9 je suis le seigneur nasa photo suaire 1987

Figure 16 : Photo du suaire de Turin par la Nasa en 1987

 

            Dans l’Evangile de Jean, Jésus se désigne « Je suis », par exemple : « Quand vous aurez élevé le Fils de l’homme, alors vous saurez que Je Suis et que je ne fais rien de moi-même, mais je dis ce que le Père m’a enseigné » (Jn 8,28). Cette appellation « Je suis » est exactement le nom divin, non pas dans la première partie du verset d’Exode 3, 14, mais dans la seconde partie : « Dieu dit à Moïse: "Je suis celui qui est." Et il dit : "Voici ce que tu diras aux Israélites: Je suis m’a envoyé vers vous" » (Ex 3,14).

 

             Revenons au nom de Dieu dans l’Exode : « Dieu dit encore à Moïse : "Tu parleras ainsi aux Israélites : YHWH [Kyrios] le Dieu de vos pères, le Dieu d’Abraham, le Dieu d’Isaac et le Dieu de Jacob, m’a envoyé vers vous" » (Ex 3, 15).

            En Exode 3, 15, le nom de Dieu que Moïse transmet au peuple est, dans le texte hébreu : YHWH (Yahvé) (Iod He Vaw He), le Iod est pour la troisième personne (Il est). Remarquez que c’est presque les mêmes lettres hébraïques que dans le « Je suis » (Aleph He Vaw He). C’est lui qui est le Dieu (Elohè-) des pères, Abraham, Isaac et Jacob.

            Toujours dans Exode 3, 15, dans le texte grec, le nom YHWH (Yahvé) est traduit par Kyrios : Seigneur qui est la traduction de la forme orale de YHWH, Adonaï, mon Seigneur.

            Le Seigneur devient la désignation habituelle pour le Dieu d’Israël.

            Dans les évangiles le nom Kyrios, Seigneur, désigne aussi, et c’est la nouveauté, Jésus.

            Elisabeth s’exclame devant la Vierge Marie : « Comment m’est-il donné que la mère de mon Seigneur vienne jusqu’à moi ? » (Lc 1, 43).

            Jésus s’attribue le titre de façon voilée devant ses adversaires (Mt 22, 41-46) ou de façon explicite devant ses disciples « vous m’appelez Seigneur… » (Jn 13, 13).

            Dans l’évangile de Jean, Jésus se désigne aussi bien « Je suis » (Jn 8, 28) que « Seigneur » (Jn 13, 13). Les deux expressions font également écho au nom de Dieu au buisson ardent (Exode 3, 14-15). Le « Je suis » correspond à l’hébreu écrit. Le « Seigneur » correspond à la prononciation orale de YHWH ou au grec.
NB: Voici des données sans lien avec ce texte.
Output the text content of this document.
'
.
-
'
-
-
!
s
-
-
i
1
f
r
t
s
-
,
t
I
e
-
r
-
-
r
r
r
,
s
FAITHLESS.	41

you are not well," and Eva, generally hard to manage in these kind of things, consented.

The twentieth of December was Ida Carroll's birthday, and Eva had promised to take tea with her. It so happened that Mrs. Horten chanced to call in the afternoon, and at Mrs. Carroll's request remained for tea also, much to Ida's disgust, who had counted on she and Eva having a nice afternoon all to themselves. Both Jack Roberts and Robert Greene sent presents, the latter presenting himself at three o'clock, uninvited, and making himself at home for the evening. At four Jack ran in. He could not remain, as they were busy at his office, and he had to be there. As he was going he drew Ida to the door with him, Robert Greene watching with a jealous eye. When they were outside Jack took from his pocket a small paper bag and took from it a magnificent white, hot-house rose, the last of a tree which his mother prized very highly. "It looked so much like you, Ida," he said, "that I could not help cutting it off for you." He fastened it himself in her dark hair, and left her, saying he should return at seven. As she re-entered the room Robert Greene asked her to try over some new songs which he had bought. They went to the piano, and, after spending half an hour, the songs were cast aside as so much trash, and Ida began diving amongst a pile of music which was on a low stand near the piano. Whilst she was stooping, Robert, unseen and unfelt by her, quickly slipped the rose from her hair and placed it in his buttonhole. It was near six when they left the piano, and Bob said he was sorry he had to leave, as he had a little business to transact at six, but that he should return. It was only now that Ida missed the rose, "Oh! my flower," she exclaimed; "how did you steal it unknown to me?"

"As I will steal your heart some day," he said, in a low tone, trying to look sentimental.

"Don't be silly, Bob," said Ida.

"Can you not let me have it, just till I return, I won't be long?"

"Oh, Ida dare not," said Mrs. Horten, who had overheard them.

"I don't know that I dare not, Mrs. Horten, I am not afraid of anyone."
            Les évangiles synoptiques, où Jésus ne s’appelle pas « Je suis », ne sont pas pour autant inférieurs à l’évangile de Jean. Car on y trouve l’appellation « Seigneur » qui correspond aussi au nom de Dieu donné à Moise (Ex 3, 15).

            Comme au buisson ardent, le « Je Suis » qui se révèle a un visage condescendant. Moïse reçoit la révélation du « Je suis » qui lui dit « Je suis descendu pour le délivrer de la main des Egyptiens et le faire monter de cette terre vers une terre plantureuse et vaste » (Ex 3, 8). Moïse ôte ses sandales, il écoute et il se met en route. De la même façon, les disciples se laissent guérir et pardonner, et ils se mettent en route ! Ils passent d’une relation familière avec ce gentil rabbi, à une relation emprunte de gravité au fur et à mesure qu’ils perçoivent sa majesté divine, et voient se profiler son martyre. Dans les évangiles, très souvent, des personnes s’adressent à Jésus en l’appelant Seigneur (Mt 8, 2 ; 14, 30 ; 15,22 etc.). Par ce titre, les gens expriment leur confiance pour obtenir une guérison, et sous l’influence de l’Esprit Saint, ils reconnaissent le mystère divin de Jésus. Les disciples reçoivent la révélation du « Je suis » qui descend dans l’ineffable mouvement de l’Incarnation pour faire monter l’humanité vers la vie éternelle. Une reconnaissance qui devient adoration : adoration de l’aveugle né (Jn 9, 38), adoration de Thomas (Jn 20, 28). Le titre « Seigneur » a aussi une connotation d’amour et d’affection : « c’est le Seigneur ! » (Jn 21, 7).

 

« Venu dans le monde », « descendu »… « M’aimes-tu ? »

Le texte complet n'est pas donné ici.